Other common forms of leaks in the country are authorised declassifications by security services or leaks by government officials, which are intended to serve the political goals of the state of Israel. The occasional leaks by unnamed Israeli government official about the country’s intentions to attack Iran’s nuclear facilities are an example for such calculated moves, which are intended to spur the international community into action against Iran. Both these forms of leaks, the ones caused by political infighting and the calculated declassification, under the appearance of free press, are intended to serve the establishment, or at least the parts of it that leaked the information. These leaks provide a one-sided view of reality, according to the interests of the leaking party, and rarely serve any oversight capacity.
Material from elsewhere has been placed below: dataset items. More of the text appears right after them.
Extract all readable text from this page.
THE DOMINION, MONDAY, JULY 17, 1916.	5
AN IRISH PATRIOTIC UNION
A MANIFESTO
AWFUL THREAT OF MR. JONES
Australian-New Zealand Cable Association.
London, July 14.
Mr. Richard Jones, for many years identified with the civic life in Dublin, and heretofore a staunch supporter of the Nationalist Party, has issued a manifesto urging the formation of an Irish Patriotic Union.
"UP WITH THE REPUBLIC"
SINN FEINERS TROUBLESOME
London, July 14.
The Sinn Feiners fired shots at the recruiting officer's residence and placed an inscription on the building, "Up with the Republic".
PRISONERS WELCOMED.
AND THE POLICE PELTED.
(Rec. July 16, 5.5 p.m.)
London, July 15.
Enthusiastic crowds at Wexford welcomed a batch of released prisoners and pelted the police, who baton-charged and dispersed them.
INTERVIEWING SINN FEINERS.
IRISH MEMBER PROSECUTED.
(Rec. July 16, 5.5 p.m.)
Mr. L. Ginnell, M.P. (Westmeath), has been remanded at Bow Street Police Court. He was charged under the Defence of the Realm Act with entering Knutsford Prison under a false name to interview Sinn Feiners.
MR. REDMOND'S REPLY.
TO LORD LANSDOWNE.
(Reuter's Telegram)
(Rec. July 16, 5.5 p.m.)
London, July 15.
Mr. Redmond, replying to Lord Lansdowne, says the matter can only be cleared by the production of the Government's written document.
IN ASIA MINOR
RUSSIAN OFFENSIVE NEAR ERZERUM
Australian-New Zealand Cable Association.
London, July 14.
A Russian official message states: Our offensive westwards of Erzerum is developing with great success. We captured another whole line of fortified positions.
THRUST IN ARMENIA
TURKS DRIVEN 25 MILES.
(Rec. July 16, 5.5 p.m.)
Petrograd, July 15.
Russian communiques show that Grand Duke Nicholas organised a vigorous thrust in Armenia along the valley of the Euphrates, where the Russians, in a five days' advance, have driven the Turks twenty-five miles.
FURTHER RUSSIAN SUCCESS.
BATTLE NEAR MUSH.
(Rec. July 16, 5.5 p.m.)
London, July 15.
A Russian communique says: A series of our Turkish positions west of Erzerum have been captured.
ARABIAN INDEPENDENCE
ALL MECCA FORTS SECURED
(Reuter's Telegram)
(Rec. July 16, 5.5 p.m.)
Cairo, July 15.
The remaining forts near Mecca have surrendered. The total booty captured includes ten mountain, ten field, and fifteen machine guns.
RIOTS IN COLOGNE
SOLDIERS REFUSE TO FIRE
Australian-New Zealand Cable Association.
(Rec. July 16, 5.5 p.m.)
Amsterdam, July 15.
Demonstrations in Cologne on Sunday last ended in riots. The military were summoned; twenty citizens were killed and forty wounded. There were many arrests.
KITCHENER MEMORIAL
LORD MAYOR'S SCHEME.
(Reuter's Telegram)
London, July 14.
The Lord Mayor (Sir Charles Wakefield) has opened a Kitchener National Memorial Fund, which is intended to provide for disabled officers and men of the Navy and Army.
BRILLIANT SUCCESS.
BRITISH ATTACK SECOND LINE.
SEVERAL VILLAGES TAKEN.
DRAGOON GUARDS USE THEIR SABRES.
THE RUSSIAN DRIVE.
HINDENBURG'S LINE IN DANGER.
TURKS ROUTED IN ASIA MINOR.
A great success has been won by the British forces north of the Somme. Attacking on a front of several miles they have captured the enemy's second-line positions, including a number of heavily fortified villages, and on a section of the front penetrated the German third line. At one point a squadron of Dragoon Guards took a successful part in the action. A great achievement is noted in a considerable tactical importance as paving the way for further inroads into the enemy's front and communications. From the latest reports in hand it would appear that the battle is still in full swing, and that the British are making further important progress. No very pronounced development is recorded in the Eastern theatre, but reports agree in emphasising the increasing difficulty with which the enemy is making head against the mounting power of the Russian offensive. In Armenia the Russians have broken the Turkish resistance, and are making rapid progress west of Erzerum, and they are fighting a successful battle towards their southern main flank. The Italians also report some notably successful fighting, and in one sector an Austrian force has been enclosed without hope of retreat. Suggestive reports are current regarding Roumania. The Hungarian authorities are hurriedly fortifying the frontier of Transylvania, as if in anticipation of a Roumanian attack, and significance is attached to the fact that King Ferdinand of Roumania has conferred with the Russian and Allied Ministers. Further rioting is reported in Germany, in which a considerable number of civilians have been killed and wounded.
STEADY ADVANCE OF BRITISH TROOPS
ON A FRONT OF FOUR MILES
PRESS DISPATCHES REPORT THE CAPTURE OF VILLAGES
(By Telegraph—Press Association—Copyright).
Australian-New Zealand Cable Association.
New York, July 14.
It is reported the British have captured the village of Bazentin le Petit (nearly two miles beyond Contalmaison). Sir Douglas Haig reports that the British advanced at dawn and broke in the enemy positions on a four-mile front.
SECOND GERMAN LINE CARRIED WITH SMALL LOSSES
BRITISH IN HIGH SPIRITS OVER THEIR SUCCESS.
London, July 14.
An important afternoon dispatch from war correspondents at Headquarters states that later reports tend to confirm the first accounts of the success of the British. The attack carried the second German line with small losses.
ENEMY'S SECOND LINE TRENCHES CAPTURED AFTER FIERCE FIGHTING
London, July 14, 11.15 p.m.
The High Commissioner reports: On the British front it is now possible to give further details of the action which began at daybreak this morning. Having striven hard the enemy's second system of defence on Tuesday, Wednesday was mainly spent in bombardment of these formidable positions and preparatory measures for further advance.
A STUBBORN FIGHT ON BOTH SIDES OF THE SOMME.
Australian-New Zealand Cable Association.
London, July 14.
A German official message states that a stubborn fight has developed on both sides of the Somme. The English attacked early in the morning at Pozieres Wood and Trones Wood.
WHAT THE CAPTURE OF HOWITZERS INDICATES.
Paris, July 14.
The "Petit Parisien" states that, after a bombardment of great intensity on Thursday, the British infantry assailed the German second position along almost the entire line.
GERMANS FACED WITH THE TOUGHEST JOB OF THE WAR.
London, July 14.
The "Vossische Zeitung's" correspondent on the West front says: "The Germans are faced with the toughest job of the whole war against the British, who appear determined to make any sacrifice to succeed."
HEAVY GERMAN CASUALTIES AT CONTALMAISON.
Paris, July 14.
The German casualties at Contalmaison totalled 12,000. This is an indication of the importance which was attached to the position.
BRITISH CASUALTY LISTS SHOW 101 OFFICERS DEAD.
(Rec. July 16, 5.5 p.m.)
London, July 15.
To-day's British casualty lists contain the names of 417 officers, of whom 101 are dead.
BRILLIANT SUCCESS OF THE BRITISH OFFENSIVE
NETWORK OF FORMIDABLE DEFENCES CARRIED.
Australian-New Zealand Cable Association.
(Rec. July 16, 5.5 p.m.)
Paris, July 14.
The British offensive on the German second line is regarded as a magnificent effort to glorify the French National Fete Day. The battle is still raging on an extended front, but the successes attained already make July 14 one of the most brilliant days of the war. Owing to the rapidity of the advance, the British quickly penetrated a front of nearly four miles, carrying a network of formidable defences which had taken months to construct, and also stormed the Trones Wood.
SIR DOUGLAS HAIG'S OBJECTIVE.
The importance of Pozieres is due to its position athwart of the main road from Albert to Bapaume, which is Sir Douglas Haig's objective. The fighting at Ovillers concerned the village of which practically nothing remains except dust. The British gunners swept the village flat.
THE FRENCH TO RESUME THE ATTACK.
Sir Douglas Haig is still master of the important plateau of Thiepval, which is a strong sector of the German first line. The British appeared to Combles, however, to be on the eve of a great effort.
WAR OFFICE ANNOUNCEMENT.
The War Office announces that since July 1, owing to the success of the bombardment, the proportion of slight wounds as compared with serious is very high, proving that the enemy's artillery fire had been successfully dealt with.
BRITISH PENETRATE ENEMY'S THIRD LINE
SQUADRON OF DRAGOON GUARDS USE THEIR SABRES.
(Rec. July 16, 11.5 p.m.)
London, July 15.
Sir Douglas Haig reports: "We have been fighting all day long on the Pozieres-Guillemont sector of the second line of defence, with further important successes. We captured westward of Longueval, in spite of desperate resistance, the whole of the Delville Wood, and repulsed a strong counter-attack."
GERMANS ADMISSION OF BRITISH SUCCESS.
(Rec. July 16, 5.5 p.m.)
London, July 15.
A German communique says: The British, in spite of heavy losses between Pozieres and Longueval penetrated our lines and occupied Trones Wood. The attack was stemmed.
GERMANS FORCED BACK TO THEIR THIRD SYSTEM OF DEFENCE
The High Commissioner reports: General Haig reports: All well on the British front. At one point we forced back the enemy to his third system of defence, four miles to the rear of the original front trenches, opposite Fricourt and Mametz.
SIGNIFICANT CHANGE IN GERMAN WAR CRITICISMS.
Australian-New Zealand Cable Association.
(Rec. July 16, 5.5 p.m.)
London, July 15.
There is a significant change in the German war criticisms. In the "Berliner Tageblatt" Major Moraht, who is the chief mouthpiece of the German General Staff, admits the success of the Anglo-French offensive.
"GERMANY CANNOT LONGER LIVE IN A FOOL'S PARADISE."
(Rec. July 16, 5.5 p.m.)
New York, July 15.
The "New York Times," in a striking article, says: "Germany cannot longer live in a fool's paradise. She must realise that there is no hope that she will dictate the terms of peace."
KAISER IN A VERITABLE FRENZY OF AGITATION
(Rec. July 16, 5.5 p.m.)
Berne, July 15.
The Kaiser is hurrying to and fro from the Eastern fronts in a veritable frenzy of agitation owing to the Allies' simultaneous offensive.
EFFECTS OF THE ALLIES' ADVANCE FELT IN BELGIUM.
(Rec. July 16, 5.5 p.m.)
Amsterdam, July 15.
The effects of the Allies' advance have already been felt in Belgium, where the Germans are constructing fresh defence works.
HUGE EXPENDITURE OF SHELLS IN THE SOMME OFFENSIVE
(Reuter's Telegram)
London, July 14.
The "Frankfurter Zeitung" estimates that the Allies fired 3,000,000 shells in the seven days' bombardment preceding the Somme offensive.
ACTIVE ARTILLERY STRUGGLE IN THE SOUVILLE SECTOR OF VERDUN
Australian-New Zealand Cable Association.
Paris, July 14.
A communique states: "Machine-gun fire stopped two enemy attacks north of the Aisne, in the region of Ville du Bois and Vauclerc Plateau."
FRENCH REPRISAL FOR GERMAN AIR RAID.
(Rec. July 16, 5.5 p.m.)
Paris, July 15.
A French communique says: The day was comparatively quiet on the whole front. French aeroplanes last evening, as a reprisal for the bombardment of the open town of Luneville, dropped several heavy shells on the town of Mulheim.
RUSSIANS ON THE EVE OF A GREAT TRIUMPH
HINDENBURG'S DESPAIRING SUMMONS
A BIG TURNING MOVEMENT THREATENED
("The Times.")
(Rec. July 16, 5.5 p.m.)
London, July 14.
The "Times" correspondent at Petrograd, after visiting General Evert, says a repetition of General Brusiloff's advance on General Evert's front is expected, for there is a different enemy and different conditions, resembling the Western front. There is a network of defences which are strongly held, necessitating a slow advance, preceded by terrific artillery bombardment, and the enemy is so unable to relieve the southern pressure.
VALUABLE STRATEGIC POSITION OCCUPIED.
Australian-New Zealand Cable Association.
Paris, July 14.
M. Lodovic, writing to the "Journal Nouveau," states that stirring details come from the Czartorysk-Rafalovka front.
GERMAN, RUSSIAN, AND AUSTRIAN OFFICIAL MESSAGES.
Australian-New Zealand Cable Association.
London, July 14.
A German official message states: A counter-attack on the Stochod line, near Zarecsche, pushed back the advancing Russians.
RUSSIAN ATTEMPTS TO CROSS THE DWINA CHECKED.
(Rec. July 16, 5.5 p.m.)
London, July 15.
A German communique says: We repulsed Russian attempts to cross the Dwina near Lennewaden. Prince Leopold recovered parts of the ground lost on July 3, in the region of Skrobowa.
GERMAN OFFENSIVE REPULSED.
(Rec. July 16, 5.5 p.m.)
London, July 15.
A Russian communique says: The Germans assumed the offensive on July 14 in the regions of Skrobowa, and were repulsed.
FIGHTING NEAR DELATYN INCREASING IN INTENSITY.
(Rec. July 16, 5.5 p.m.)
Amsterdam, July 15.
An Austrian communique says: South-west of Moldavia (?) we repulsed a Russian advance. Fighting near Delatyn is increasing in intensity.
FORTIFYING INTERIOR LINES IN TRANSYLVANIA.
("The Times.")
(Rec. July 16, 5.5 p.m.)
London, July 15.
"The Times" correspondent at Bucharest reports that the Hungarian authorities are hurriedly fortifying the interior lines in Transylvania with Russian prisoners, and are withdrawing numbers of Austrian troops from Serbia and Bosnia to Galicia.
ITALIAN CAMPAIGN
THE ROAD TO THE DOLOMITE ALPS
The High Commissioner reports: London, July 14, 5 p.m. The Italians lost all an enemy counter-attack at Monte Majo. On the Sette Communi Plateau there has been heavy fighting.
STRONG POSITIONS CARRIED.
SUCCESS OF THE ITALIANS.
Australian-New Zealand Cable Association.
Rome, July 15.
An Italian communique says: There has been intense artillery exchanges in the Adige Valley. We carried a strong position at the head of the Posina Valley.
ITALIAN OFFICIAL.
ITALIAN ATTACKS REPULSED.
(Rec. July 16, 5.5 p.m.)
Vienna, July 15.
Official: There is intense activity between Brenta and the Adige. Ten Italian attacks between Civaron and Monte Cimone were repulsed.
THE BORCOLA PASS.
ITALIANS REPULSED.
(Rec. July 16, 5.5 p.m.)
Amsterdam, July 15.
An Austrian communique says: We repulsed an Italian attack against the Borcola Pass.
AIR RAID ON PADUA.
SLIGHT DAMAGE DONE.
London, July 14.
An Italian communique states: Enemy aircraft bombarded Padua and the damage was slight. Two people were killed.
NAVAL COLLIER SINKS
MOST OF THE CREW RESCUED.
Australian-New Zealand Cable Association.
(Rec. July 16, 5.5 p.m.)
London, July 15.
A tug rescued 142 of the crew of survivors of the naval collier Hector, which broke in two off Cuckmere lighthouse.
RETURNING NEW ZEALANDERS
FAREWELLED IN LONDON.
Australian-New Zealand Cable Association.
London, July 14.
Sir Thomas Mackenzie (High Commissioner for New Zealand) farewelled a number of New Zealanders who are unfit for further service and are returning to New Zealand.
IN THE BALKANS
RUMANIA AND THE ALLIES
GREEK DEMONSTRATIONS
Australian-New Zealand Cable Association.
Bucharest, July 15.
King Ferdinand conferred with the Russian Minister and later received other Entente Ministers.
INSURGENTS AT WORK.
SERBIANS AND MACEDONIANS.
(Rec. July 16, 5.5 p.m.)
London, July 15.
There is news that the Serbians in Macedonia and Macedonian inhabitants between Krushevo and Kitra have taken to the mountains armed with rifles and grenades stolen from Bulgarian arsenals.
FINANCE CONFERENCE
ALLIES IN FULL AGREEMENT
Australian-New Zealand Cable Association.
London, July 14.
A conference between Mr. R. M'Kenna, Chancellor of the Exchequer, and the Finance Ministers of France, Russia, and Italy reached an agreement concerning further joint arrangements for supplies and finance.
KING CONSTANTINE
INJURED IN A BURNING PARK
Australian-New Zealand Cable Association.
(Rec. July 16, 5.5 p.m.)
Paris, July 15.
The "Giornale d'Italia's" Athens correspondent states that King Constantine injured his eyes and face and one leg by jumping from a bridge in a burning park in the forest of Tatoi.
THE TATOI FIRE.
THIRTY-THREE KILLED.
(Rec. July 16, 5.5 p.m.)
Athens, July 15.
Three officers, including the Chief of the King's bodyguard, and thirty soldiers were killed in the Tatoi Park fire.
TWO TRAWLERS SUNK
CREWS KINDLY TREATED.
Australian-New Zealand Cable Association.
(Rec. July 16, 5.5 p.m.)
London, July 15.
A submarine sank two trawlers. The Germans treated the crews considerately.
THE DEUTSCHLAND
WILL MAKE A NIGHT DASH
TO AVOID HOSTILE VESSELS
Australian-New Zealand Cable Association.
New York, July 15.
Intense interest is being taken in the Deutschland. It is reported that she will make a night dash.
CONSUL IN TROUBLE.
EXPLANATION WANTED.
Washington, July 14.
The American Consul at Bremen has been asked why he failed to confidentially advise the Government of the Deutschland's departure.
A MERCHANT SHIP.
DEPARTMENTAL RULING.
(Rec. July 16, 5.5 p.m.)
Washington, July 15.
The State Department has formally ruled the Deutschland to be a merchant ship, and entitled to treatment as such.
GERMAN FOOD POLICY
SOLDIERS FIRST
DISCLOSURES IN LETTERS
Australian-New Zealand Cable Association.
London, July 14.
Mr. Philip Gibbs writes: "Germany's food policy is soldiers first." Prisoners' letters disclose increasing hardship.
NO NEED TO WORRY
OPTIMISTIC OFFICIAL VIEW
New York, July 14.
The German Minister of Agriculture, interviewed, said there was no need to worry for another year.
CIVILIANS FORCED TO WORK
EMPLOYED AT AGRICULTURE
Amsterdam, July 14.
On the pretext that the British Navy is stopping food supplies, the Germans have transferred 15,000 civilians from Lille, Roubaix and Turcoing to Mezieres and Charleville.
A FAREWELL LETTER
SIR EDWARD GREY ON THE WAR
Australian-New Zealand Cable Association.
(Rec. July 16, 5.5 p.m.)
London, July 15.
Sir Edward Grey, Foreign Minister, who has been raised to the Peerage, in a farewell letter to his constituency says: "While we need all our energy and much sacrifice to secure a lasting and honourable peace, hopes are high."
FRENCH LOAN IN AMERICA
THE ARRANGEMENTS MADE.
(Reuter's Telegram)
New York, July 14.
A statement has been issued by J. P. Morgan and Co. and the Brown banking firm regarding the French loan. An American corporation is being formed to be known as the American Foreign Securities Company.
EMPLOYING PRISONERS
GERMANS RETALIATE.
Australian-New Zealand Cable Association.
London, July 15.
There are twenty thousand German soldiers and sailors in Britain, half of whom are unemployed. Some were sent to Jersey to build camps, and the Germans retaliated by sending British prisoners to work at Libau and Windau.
Israeli media rarely reports critically on the IDF, let alone other security organs, partly out of misplaced patriotism, but also because Israeli media lacks sources that are willing to reveal information about wrongdoings of the country’s security establishment. Critical coverage and public accountability of the security services are all the more necessary considering the little oversight the Knesset has over the security establishment due to issues of security clearances, and the culture of impunity that pervades Israel’s security organs.

Several of the documents Kamm provided to Haaretz reporter Uri Blau showed the IDF was still carrying out targeted assassinations of Palestinians suspected of terrorist activity when their capture was possible, against the explicit ruling of the Supreme Court. The officers who ordered and approved this illegal policy were not charged by the Attorney General. Instead, Israel’s justice system chose to punish a person who attempted to fight the IDF’s culture of impunity and disregard for the law.